Et, comme pour noircir davantage le tableau, les revendications d’ordre culturel ou communautaire se font de plus en plus prégnantes.

Il y a donc également la question communautaire qui est posée...
Depuis des années, mais les tensions se sont exacerbées dernièrement. On a des manifestations en Kabylie, d’autres à Ghardaïa et j’en passe. Chaque région a ses propres problèmes et compte le faire savoir de manière plus que jamais sérieuse. Dans ce contexte, que fait le régime algérien? Au lieu de prendre des initiatives de réforme courageuse, il ravive, par le truchement du Polisario, le conflit avec le Maroc. Une manière classique de détourner l’attention et d’appeler à l’unité nationale face à la menace externe.

Pensez-vous alors que la situation actuelle peut bien dégénérer en conflit armé entre le Maroc et l’Algérie?
La tension est importante sur le plan diplomatique, c’est certain. Les incursions des éléments du Polisario dans la zone démilitarisée peuvent provoquer une réaction militaire du Maroc. Ce dernier l’a d’ailleurs dit. Mais de là à ce qu’une guerre éclate entre l’Algérie et le Maroc, je ne pense pas.

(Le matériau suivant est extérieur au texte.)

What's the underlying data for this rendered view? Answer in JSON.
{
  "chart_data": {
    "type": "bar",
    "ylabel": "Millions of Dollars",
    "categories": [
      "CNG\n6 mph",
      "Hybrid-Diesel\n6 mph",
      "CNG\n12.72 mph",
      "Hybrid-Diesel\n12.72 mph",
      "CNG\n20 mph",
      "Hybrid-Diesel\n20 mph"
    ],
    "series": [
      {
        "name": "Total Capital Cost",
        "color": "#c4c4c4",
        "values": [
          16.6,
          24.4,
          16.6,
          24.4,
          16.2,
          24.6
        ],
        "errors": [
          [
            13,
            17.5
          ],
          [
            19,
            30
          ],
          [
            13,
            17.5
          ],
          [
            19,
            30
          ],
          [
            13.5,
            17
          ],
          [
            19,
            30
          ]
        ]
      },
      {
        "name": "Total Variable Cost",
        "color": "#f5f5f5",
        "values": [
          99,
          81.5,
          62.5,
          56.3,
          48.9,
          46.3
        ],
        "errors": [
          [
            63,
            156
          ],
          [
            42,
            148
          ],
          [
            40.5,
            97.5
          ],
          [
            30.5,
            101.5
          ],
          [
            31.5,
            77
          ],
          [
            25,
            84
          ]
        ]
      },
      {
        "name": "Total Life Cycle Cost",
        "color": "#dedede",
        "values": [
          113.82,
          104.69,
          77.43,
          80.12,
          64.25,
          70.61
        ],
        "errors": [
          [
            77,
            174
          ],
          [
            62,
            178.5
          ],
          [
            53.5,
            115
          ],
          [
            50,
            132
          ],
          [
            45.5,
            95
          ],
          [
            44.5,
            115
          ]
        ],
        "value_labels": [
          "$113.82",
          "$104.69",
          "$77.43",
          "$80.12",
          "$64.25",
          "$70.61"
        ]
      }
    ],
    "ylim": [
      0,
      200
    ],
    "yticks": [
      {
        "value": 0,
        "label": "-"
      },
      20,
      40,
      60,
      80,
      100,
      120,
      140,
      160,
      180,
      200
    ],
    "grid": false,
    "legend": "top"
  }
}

La région du Sahel est assez instable et il y a tellement de conflits armés que la communauté internationale ne peut tolérer l’éclatement d’un autre. La France, l’allié principal de l’Algérie et du Maroc, tout comme les Etats unis ne peuvent laisser les deux pays entrer en guerre. La guerre entre Rabat et Alger peut embraser l’ouest de la Méditerranée et menacer le commerce international. L’Europe tout entière est concernée.